But who cares, besides the handful of us who do? Does nature care? Does "God," by whatever name or formless form, care? I don't see how.

I don't know what to say to her at a time like this. Any comforting words that I contemplate offering her over the phone seem too shallowly if not insultingly platitudinous to utter. So, I mostly just listen with as much empathy and compassion as I can muster.

But how can one who's not in her position REALLY empathize with her? I know intellectually that I'm going to die someday, but I haven't had a doctor look me squarely in the eye and tell me I've got only two more months to live. Only if that were to happen, as perhaps it will someday, will I TRULY know what she's going through today. And by then it's likely to be of no benefit to her.

And without much empathy, there's not as much compassion as I'd like to feel and express. Because if the truth be told--and what else is this blog for if not to "nakedly" reveal the unvarnished truth within and without?--I almost envy her. For I've asked myself how I would feel if I were in her place, and the first word that came to mind was "relieved." After all, she's been living on borrowed time for eight or so years tethered to an oxygen machine and unable to do much of anything but lie in bed watching TV and sleeping. That must be awfully old by now. Soon, she'll be released from her gasping debility and suffering into pure nothingness.
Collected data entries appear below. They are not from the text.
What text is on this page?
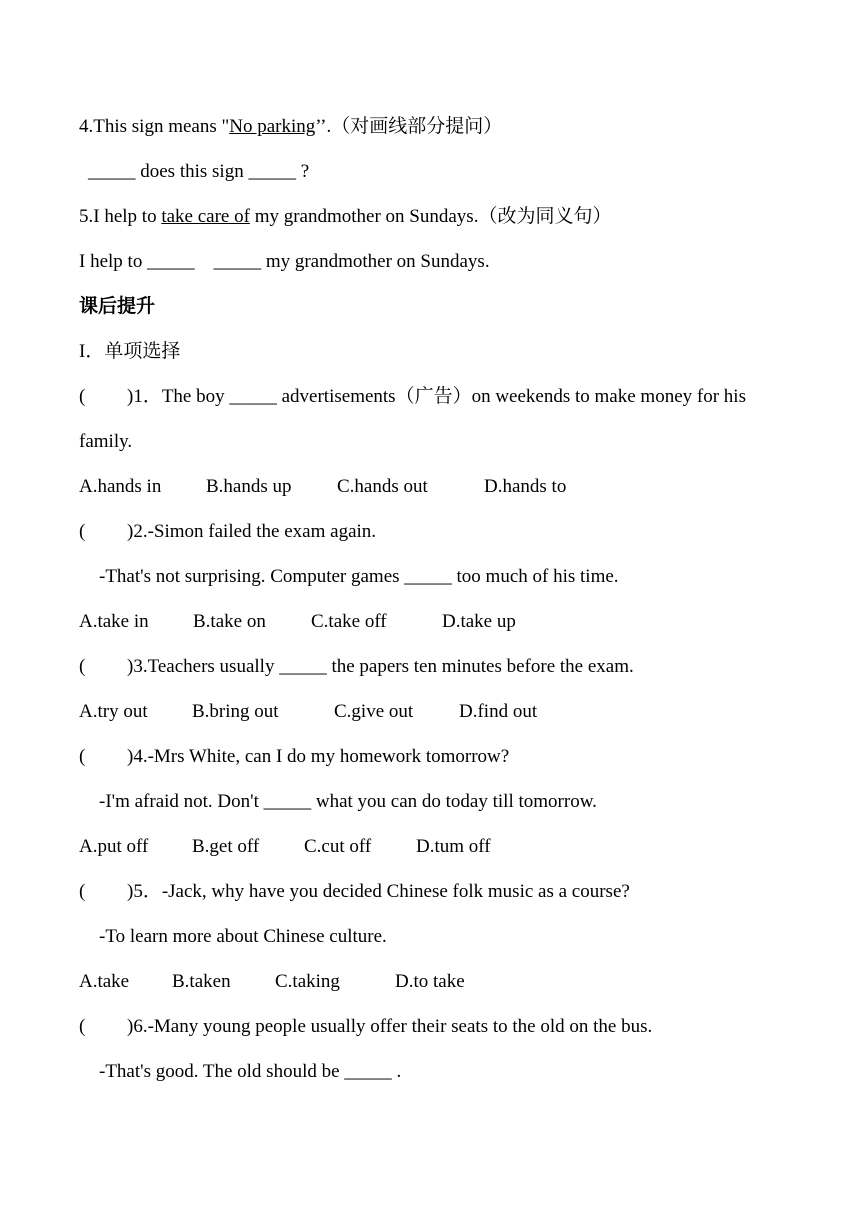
4.This sign means "No parking’’.（对画线部分提问）
_____ does this sign _____ ?
5.I help to take care of my grandmother on Sundays.（改为同义句）
I help to _____    _____ my grandmother on Sundays.
课后提升
I．单项选择
( )1．The boy _____ advertisements（广告）on weekends to make money for his
family.
A.hands in B.hands up C.hands out	D.hands to
( )2.-Simon failed the exam again.
-That's not surprising. Computer games _____ too much of his time.
A.take in B.take on C.take off	D.take up
( )3.Teachers usually _____ the papers ten minutes before the exam.
A.try out B.bring out	C.give out D.find out
( )4.-Mrs White, can I do my homework tomorrow?
-I'm afraid not. Don't _____ what you can do today till tomorrow.
A.put off B.get off C.cut off D.tum off
( )5．-Jack, why have you decided Chinese folk music as a course?
-To learn more about Chinese culture.
A.take B.taken C.taking	D.to take
( )6.-Many young people usually offer their seats to the old on the bus.
-That's good. The old should be _____ .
But as soon as I post this, I'll call her and be as present for her as I can. And if her dying wish is granted and she's able to escape the loveless place that now imprisons her and come back to California to live out her last days with a longtime friend, I'll go see her and sit with her, and maybe, as I look into her eyes, hold her hand, and see and feel the life ebb from her body, something more will stir in me and radiate from me than I can feel or express now.

Maybe, when I witness, "up close and personal," the inescapable and implacable tragedy of her dying, I'll glow with more life and be able to meet my own eventual death or help others to meet theirs with fewer regrets than my friend undoubtedly feels over decades of wasted opportunities.